Pero los ferrocarriles son proclives a la filosofía y muy sensibles al tiempo; hay cambios de vía y controles que hacer en determinado momento: necesitaban desembarazarse del embrollo de las horas locales. Aunque nadie lo advertía, los trenes transportaban el tiempo de un sitio a otro, mezclándolo; a mediados del siglo pasado, ya habían conseguido que en Inglaterra se unificara el horario ferroviario, tomando como base la hora medida en el meridiano de Greenwich (el GMT, Greenwich Mean Time). George Airy, que tenía el cargo de Astrónomo Real de Inglaterra, decidió que el tiempo de Greenwich se distribuyera por medio de señales eléctricas por toda Inglaterra, mediante cables que seguían las líneas férreas: durantemucho tiempo, el horario de Greenwich fue llamado por la gente “tiempo del ferrocarril”.

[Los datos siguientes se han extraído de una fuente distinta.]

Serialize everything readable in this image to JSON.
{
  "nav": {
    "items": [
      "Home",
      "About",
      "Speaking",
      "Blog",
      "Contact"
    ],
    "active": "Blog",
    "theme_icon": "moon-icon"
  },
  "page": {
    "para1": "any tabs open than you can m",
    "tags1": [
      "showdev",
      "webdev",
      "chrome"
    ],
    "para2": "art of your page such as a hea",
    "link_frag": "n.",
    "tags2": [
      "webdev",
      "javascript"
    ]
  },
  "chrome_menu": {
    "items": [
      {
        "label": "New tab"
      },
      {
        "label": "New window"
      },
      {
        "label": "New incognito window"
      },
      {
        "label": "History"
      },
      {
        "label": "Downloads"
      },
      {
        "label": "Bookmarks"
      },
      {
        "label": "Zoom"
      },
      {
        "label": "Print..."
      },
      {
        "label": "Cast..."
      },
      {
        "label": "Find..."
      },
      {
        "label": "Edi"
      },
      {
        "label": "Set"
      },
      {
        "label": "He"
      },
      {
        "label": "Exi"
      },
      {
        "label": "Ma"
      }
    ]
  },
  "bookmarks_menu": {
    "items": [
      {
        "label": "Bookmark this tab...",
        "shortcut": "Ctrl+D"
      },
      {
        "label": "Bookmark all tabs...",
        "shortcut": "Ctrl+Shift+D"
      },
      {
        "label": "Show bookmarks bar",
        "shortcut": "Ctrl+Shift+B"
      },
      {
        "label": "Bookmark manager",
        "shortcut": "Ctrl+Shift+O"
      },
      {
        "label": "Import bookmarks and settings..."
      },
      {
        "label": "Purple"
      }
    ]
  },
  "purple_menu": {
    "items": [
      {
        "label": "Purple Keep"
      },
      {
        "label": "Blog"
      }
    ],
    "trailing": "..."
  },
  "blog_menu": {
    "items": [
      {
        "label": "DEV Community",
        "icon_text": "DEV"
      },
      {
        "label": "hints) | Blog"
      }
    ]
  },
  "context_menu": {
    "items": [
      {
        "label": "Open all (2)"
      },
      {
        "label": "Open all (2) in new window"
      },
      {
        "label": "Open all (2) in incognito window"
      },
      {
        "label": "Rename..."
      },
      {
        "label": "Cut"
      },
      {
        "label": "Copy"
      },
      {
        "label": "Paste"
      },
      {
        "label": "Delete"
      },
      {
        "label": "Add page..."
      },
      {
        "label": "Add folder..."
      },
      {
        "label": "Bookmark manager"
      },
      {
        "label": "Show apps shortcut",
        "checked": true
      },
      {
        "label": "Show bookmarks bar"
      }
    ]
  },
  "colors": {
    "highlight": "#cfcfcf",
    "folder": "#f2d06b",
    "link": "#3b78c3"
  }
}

Pocos años más tarde, los ferrocarriles dieron un paso más audaz y consiguieron que casi todos los relojes públicos de Inglaterra marcaran la hora de Greenwich. Eran los tiempos en que el telégrafo conectaba instantáneamente todos los lugares de Europa primero, y luego Europa y Estados Unidos cuando en 1858 se instaló el primer cable trasatlántico.

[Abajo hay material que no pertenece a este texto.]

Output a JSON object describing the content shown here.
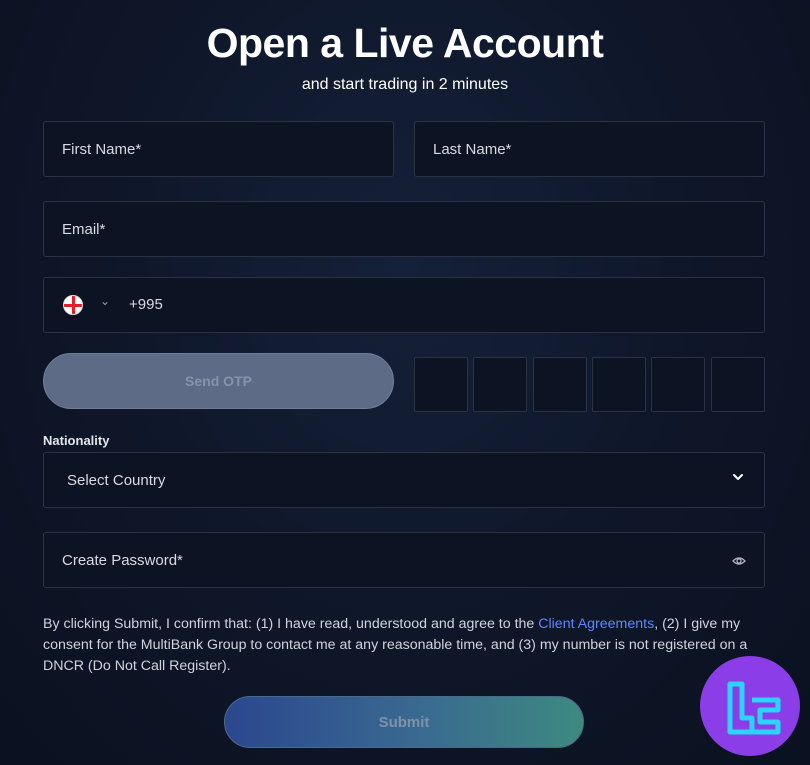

Pero los ferrocarriles no habían terminado su tarea: en 1880 consiguieron establecer la hora de Greenwich como hora legal en toda Inglaterra. Y cuatro años después, pudieron reunir un verdadero Congreso del Tiempo en Washington; delegados de veinticinco países acordaron que el tiempo universal fuera el GMT, y recomendaron dividir al mundo en “zonas de tiempo” (los actuales husos horarios). Poco a poco, todos los países del mundo fueron estableciendo un tiempo unificado en su territorio –o, cuando el territorio se extiende mucho en la dirección este-oeste, varios–, coordinado con el horario del meridiano de Greenwich, que se toma como meridiano “cero”.
Después, los trenes se subieron a los barcos y cruzaron los ríos, se metieron bajo tierra en las ciudades, se transformaron en bólidos que recorren las vías a 200 kilómetros por hora, y en trenes levitantes que alcanzan casi los 600 kilómetros por hora. Como delicados objetos metafísicos, ajenos al devenir de lo real, aunque controlándolo perfectamente, los trenes siguen atravesando, cada vez más rápido, el espacio-tiempo que ellos mismos construyeron.